The population of survivors of cancer is increasing worldwide. In Italy, 2,243,953 patients (4% of the Italian population) survived after a cancer diagnosis in 2006.
The drafting of survivorship care plans (SCPs), consisting of a written treatment summary and a follow-up care plan (addressing cancer recurrence, primary and secondary cancer prevention, and the management of common long-term and late cancer and/or treatment effects), is regarded by both the Institute of Medicine and the American Society of Clinical Oncology as an essential step in the care of survivors of cancer.
This is certainly true within the context of a collaboration and information sharing between survivors, oncology providers, and primary care physicians, with the ultimate goal of fostering the long-term health of the survivors.
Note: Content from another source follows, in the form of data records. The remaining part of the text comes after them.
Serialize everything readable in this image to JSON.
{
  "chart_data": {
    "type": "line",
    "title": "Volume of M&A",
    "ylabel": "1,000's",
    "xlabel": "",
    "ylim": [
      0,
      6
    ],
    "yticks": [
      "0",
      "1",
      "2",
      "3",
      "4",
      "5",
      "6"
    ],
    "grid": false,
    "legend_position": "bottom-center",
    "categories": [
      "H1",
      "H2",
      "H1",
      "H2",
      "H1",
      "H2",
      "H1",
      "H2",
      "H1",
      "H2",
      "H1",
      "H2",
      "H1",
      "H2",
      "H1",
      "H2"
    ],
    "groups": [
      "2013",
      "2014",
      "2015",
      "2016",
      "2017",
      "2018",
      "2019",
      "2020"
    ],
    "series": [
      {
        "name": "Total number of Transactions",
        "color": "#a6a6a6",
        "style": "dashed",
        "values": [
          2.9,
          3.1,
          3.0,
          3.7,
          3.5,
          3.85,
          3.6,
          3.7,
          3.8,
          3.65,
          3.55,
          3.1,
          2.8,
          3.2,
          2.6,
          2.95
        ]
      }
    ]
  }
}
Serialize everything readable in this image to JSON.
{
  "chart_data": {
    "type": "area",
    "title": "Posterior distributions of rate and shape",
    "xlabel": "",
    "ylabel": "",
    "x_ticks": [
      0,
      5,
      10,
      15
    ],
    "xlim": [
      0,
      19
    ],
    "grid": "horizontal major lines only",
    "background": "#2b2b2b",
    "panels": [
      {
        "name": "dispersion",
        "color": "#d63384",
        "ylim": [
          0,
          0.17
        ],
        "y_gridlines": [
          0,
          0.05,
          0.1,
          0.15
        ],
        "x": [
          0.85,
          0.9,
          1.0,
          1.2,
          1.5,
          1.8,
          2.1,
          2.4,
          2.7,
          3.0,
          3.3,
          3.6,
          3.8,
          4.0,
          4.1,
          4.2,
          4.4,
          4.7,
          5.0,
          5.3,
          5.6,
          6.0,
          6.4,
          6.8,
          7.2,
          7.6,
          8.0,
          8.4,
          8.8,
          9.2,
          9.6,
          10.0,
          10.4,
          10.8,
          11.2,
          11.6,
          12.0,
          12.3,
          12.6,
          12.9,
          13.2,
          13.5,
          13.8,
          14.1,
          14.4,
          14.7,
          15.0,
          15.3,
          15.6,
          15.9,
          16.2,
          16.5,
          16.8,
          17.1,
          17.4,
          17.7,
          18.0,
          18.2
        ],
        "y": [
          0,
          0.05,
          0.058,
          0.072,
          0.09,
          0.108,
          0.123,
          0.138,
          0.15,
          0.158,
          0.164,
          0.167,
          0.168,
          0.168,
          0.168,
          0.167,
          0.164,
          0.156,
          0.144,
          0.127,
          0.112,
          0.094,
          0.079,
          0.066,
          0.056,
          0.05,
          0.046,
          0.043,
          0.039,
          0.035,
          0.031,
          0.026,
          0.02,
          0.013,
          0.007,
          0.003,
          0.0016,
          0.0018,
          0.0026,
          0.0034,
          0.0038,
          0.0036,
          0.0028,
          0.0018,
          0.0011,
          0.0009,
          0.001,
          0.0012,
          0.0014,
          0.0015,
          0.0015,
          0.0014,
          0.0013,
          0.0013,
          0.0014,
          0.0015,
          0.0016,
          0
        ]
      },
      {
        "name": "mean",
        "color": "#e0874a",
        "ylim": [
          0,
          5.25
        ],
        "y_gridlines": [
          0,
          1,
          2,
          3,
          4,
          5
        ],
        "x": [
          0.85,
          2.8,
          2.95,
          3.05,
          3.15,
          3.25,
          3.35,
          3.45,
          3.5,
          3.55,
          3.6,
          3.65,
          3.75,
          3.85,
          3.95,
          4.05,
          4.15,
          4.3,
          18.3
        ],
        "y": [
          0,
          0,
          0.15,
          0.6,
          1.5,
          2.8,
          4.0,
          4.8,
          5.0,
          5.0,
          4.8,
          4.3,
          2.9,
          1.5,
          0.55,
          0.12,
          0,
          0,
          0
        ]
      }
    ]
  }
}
However, Salz et al recently reported in Cancer that although oncology providers have positive feelings regarding SCPs, only 52% of them ever provided any component of an SCP to their patients. As suggested by the authors, the reasons for this behavior are attributable to: 1) the lack of time and staff; 2) the failure to identify the type of information to be included in the SCPs; 3) doubts concerning the relevance of SCPs to survivors of cancer; and 4) the lack of reliable data demonstrating an improved outcome resulting from SCPs. Ultimately, the lack of integration of SCPs into clinical practice is due to the absence of definite guidance regarding what constitutes standards of care for survivors of cancer.
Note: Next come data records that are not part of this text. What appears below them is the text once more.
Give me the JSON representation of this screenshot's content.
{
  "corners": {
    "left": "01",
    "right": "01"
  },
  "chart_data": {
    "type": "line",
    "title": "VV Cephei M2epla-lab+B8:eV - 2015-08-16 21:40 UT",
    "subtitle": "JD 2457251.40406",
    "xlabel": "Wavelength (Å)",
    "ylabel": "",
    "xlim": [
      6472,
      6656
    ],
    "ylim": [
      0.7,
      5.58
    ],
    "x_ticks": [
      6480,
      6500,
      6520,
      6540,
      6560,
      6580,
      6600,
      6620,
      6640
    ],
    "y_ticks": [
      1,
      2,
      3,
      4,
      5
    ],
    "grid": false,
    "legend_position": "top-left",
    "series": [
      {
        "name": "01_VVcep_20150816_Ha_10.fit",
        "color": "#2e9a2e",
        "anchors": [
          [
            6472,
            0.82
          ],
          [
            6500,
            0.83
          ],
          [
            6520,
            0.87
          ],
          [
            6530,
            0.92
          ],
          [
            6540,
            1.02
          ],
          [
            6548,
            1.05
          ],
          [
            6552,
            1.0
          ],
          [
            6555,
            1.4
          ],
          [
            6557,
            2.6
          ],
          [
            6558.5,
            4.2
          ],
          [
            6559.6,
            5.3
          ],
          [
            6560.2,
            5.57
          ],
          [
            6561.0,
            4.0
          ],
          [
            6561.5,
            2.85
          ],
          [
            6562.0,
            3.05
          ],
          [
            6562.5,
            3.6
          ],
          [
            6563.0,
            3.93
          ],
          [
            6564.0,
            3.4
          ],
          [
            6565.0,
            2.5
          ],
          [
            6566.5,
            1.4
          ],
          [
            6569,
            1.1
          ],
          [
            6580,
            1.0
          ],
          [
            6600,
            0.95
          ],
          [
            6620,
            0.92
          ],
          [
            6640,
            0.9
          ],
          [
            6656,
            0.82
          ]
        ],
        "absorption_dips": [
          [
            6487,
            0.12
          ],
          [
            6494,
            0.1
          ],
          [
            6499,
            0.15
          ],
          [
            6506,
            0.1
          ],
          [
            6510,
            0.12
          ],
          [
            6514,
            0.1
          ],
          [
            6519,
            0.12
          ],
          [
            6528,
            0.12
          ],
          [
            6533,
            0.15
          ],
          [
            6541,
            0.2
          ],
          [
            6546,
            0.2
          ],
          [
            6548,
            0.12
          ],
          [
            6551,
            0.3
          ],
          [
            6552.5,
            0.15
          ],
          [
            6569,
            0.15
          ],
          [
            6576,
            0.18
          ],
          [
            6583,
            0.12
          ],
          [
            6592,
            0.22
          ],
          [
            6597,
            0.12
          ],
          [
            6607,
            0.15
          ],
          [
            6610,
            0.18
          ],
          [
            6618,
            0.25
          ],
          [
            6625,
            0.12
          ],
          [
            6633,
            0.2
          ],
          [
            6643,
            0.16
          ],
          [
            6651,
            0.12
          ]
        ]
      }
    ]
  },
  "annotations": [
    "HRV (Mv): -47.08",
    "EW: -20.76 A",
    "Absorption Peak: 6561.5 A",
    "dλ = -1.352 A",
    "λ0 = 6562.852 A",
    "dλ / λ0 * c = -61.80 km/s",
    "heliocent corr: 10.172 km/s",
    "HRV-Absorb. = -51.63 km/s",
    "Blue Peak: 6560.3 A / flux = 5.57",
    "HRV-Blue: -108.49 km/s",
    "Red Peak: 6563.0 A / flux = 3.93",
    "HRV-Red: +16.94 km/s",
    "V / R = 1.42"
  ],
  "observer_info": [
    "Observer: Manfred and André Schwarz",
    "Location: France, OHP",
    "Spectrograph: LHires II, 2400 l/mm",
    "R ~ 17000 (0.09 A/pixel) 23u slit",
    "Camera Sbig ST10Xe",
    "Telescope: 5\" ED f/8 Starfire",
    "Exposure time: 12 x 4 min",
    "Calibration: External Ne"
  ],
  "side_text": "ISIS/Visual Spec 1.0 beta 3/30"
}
Moreover, it is intriguing to note that, within the context of pediatric cancers, for which the mature data arising from a long period of follow-up led to the development of guidelines for the screening and prevention of cancer and/or treatment side effects, the results of a recent report have emphasized the lack of comfort among general internists with available surveillance plans and the preference to follow patients in collaboration with cancer centers.
We propose the establishment of cancer survivor clinics (CSCs),[6, 7] which consist of health professionals (ie, medical oncologists; radiation therapists; psychologists; nurses; and other physicians such as cardiologists, gynecologists, and urologists) dedicated to the care of survivors of cancer and willing to assume a leadership role in the drafting of SCPs. The number of these CSCs should be planned in relation to the estimated number of survivors of cancer in each country and designed within the medical oncology departments.
CSCs should assess: 1) the occurrence of any known side effects from cancer or its treatment (ie, neurocognitive problems, premature menopause, infertility, cardiorespiratory system dysfunctions, and chronic fatigue); 2) the concomitant presence of comorbidities and their influence on the patient's general health status; 3) psychological disturbances (ie, fear of cancer recurrence, anxiety, depression, and body image perception disorders); and 4) problems regarding social and employment reintegration. Moreover, CSCs should provide screening guidelines for cancer recurrence and second primary tumors, design proper clinical follow-up pathways, promote behavioral changes (ie, smoking cessation and alcohol intake reduction), and improve screening and prevention programs for the relatives of cancer survivors. In particular, CSCs should focus on the care of long-term survivors of cancer who we have previously defined as disease and treatment free for at least 5 years.
We propose a 1-time consultation model of survivorship care in which survivors at the end of the treatment phase should be referred to CSCs that will define personalized follow-up care plans based on different risks of disease recurrence and late side effects of cancer and/or its treatments. Further consultations should be defined according to the individual needs of survivors.
Communication between CSCs and primary care physicians should be encouraged and CSCs should assume a coordinating role between survivors, their relatives, and primary care physicians in the promotion of an increased awareness of the unique aspects of survivorship care.
Moreover, we believe that CSCs play some unique roles that cannot be performed by primary care practitioners. Particular among these is psychological support for survivors of cancer and their families, with the aim of facilitating social rehabilitation, employment, and education through the promotion of meetings and seminars and the sharing of information regarding several aspects of survivors' health.
Finally, as part of a health policy aimed at reducing unnecessary expenditures, we believe that the establishment of CSCs will not represent additional costs because they are specifically designed to avoid the redundancy of interventions and to respond to specific needs. Studies of cost-effectiveness should be encouraged to confirm this belief.